Mongos is the MongoDB query router (https://docs.mongodb.com/manual/reference/program/mongos/) and all the recommendations tells you that you should run a mongos process locally along with the service it is going to use it.
For traditional applications that’s totally fine, but when you run it in containers you need to be aware of two things.
1- The dynamic nature of containers make the usage of mongos a bit inefficient
2- Mongos is not cgroups aware
Let me go into details:
1- The dynamic nature of containers make the usage of mongos a bit inefficient:
Let’s say for example that you are running your Kubernetes cluster with a Pod that has the application container and the mongos container. The flexibility Kubernetes or any other microservice orcherstrator gives us, makes the containers be frequently removed and recreated again, this means that the mongos procecss will be started often.
This provokes a lot of load for the mongo config servers, each mongos process reads all the cluster config metadata everytime it starts (yes, including the chunks metadata), if we are restarting (or rescheduling or reassigning) mongos containers, that metadata will be read multiple times causing a lot of overhead to the config servers (for a nice size cluster, in ours we have more than 4 million chunks).
The way to solve this is to not follow the recommendation of running a mongos process along with the application, but instead run a mongos per server. Using Kubernetes this can be done using a DaemonSet, the tricky part is how to force the connections to be local and not go through the kube-proxy that will redirect it to a mongos in another server.

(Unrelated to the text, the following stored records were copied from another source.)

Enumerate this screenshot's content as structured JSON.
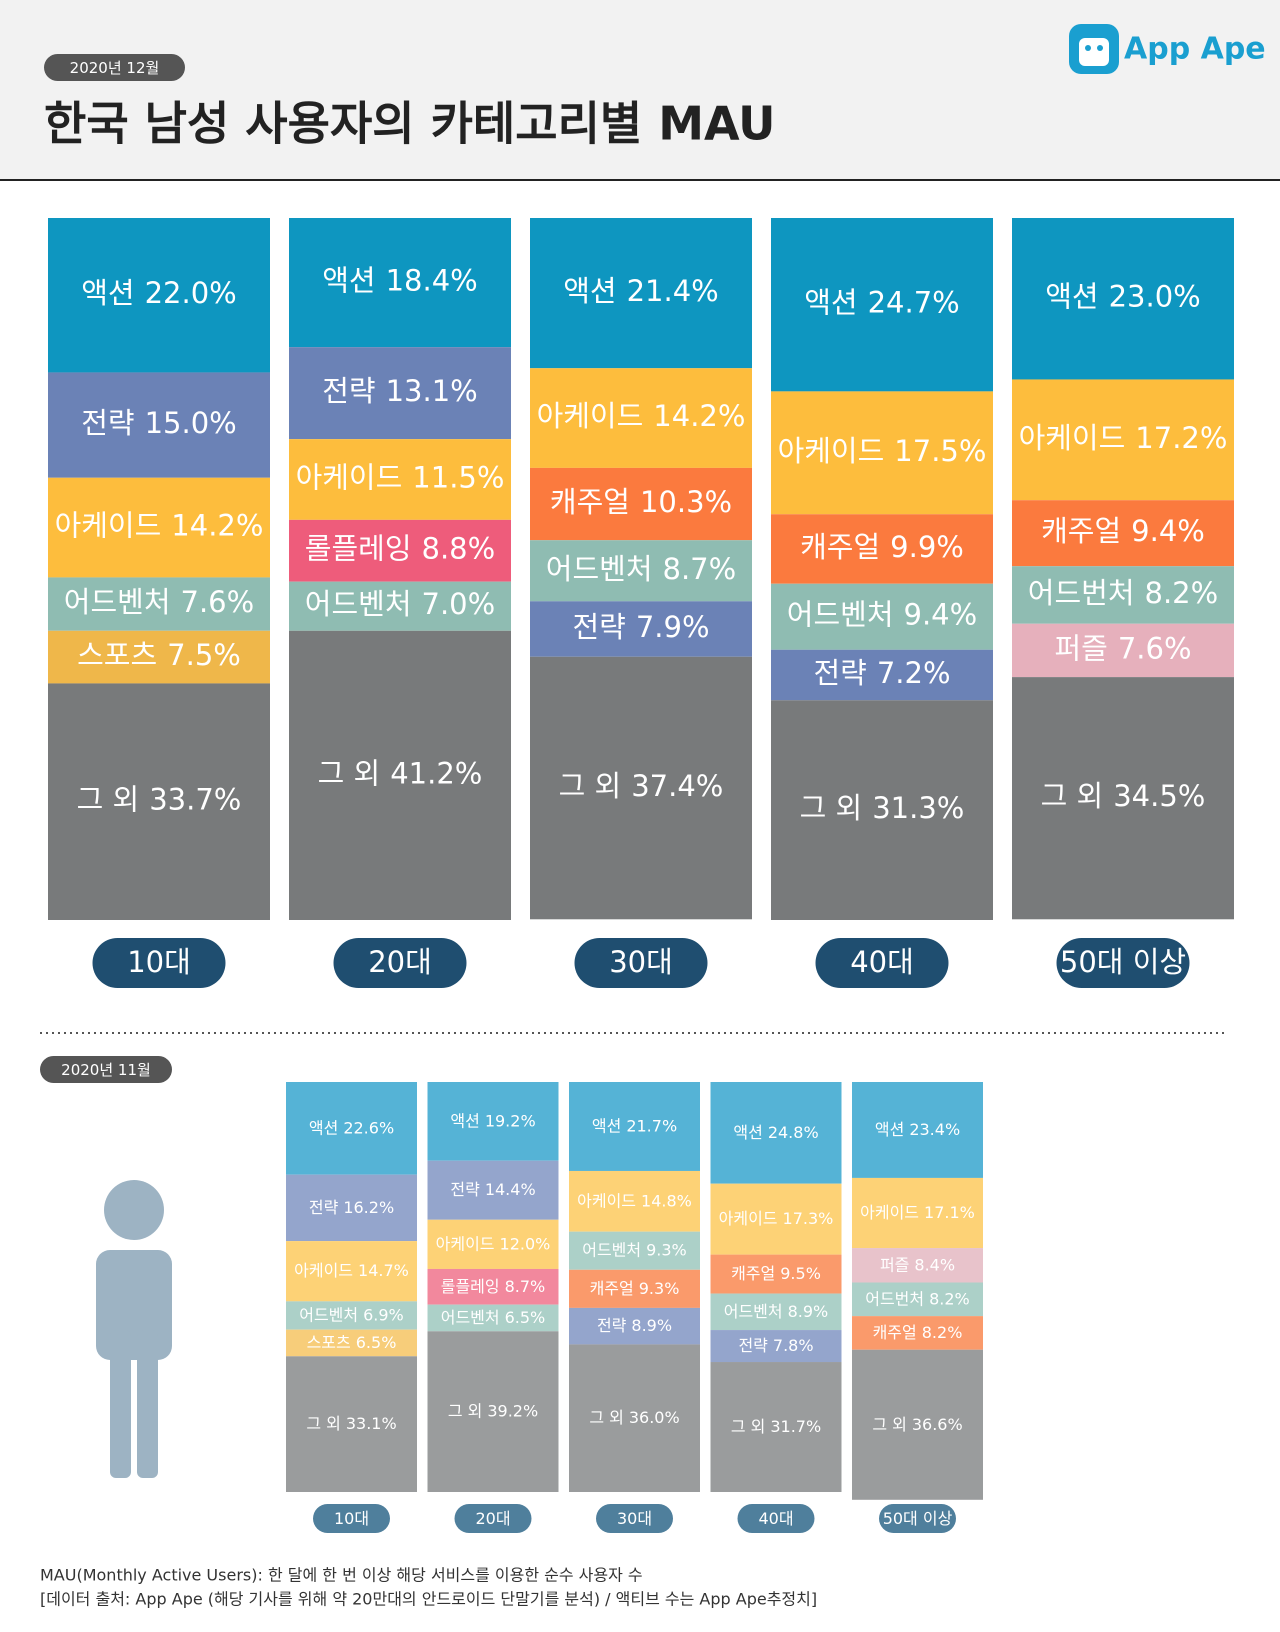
{
  "logo": "App Ape",
  "title": "한국 남성 사용자의 카테고리별 MAU",
  "notes": [
    "MAU(Monthly Active Users):  한 달에 한 번 이상 해당 서비스를 이용한 순수 사용자 수",
    "[데이터 출처: App Ape (해당 기사를 위해 약 20만대의 안드로이드 단말기를 분석) / 액티브 수는 App Ape추정치]"
  ],
  "chart_data": [
    {
      "type": "stacked_bar",
      "date": "2020년 12월",
      "ylim": [
        0,
        100
      ],
      "categories": [
        "10대",
        "20대",
        "30대",
        "40대",
        "50대 이상"
      ],
      "colors": {
        "액션": "#0e96c0",
        "전략": "#6b82b6",
        "아케이드": "#fdbd3d",
        "어드벤처": "#8fbcb2",
        "어드번처": "#8fbcb2",
        "스포츠": "#efb74a",
        "롤플레잉": "#ee5c7b",
        "캐주얼": "#fb7a3e",
        "퍼즐": "#e6b0bc",
        "그 외": "#787a7b"
      },
      "stacks": [
        {
          "names": [
            "액션",
            "전략",
            "아케이드",
            "어드벤처",
            "스포츠",
            "그 외"
          ],
          "values": [
            22.0,
            15.0,
            14.2,
            7.6,
            7.5,
            33.7
          ],
          "value_labels": [
            "22.0%",
            "15.0%",
            "14.2%",
            "7.6%",
            "7.5%",
            "33.7%"
          ]
        },
        {
          "names": [
            "액션",
            "전략",
            "아케이드",
            "롤플레잉",
            "어드벤처",
            "그 외"
          ],
          "values": [
            18.4,
            13.1,
            11.5,
            8.8,
            7.0,
            41.2
          ],
          "value_labels": [
            "18.4%",
            "13.1%",
            "11.5%",
            "8.8%",
            "7.0%",
            "41.2%"
          ]
        },
        {
          "names": [
            "액션",
            "아케이드",
            "캐주얼",
            "어드벤처",
            "전략",
            "그 외"
          ],
          "values": [
            21.4,
            14.2,
            10.3,
            8.7,
            7.9,
            37.4
          ],
          "value_labels": [
            "21.4%",
            "14.2%",
            "10.3%",
            "8.7%",
            "7.9%",
            "37.4%"
          ]
        },
        {
          "names": [
            "액션",
            "아케이드",
            "캐주얼",
            "어드벤처",
            "전략",
            "그 외"
          ],
          "values": [
            24.7,
            17.5,
            9.9,
            9.4,
            7.2,
            31.3
          ],
          "value_labels": [
            "24.7%",
            "17.5%",
            "9.9%",
            "9.4%",
            "7.2%",
            "31.3%"
          ]
        },
        {
          "names": [
            "액션",
            "아케이드",
            "캐주얼",
            "어드번처",
            "퍼즐",
            "그 외"
          ],
          "values": [
            23.0,
            17.2,
            9.4,
            8.2,
            7.6,
            34.5
          ],
          "value_labels": [
            "23.0%",
            "17.2%",
            "9.4%",
            "8.2%",
            "7.6%",
            "34.5%"
          ]
        }
      ]
    },
    {
      "type": "stacked_bar",
      "date": "2020년 11월",
      "ylim": [
        0,
        100
      ],
      "categories": [
        "10대",
        "20대",
        "30대",
        "40대",
        "50대 이상"
      ],
      "colors": {
        "액션": "#55b3d6",
        "전략": "#94a5cc",
        "아케이드": "#fdd276",
        "어드벤처": "#acd0c8",
        "어드번처": "#acd0c8",
        "스포츠": "#f7cd7a",
        "롤플레잉": "#f2889d",
        "캐주얼": "#fa9a6b",
        "퍼즐": "#e8c3cb",
        "그 외": "#9a9c9d"
      },
      "stacks": [
        {
          "names": [
            "액션",
            "전략",
            "아케이드",
            "어드벤처",
            "스포츠",
            "그 외"
          ],
          "values": [
            22.6,
            16.2,
            14.7,
            6.9,
            6.5,
            33.1
          ],
          "value_labels": [
            "22.6%",
            "16.2%",
            "14.7%",
            "6.9%",
            "6.5%",
            "33.1%"
          ]
        },
        {
          "names": [
            "액션",
            "전략",
            "아케이드",
            "롤플레잉",
            "어드벤처",
            "그 외"
          ],
          "values": [
            19.2,
            14.4,
            12.0,
            8.7,
            6.5,
            39.2
          ],
          "value_labels": [
            "19.2%",
            "14.4%",
            "12.0%",
            "8.7%",
            "6.5%",
            "39.2%"
          ]
        },
        {
          "names": [
            "액션",
            "아케이드",
            "어드벤처",
            "캐주얼",
            "전략",
            "그 외"
          ],
          "values": [
            21.7,
            14.8,
            9.3,
            9.3,
            8.9,
            36.0
          ],
          "value_labels": [
            "21.7%",
            "14.8%",
            "9.3%",
            "9.3%",
            "8.9%",
            "36.0%"
          ]
        },
        {
          "names": [
            "액션",
            "아케이드",
            "캐주얼",
            "어드벤처",
            "전략",
            "그 외"
          ],
          "values": [
            24.8,
            17.3,
            9.5,
            8.9,
            7.8,
            31.7
          ],
          "value_labels": [
            "24.8%",
            "17.3%",
            "9.5%",
            "8.9%",
            "7.8%",
            "31.7%"
          ]
        },
        {
          "names": [
            "액션",
            "아케이드",
            "퍼즐",
            "어드번처",
            "캐주얼",
            "그 외"
          ],
          "values": [
            23.4,
            17.1,
            8.4,
            8.2,
            8.2,
            36.6
          ],
          "value_labels": [
            "23.4%",
            "17.1%",
            "8.4%",
            "8.2%",
            "8.2%",
            "36.6%"
          ]
        }
      ]
    }
  ]
}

I can explain how to achieve this in the next post, or if someone wants to know now, send me a message.
2- Mongos is not cgroups aware:
Lot of things have been said about tips for running Java in containers because the JVM is not cgroups aware. The same happens with mongos.
The issue is related to the connection pools that mongos creates. By default, it creates a connection pool per CPU core, and since it is not cgroups aware, no matter how many CPUs you assign to the container, it will ‘see’ the CPUs of the host.
Example: you are running a mongos container in a host with 32 cores, you assign only 2 to your mongos container. Mongos will create 32 connection pools. If you have multiple mongos containers in the same host creating 32 connection pools, they will fight for the CPU, slowing down the connections and trashing the performance of your system.
The way to avoid this is by using this ‘kind of internal’ parameter in mongos configuration: taskExecutorPoolSize (https://docs.mongodb.com/manual/reference/parameters/#param.taskExecutorPoolSize)
Set it to the same amount of cores you assigned to the container, however take into account that the minimum value is 4, so if you assign 2 cores to the container, there will be still a bit of fighting for the CPU with other mongos containers.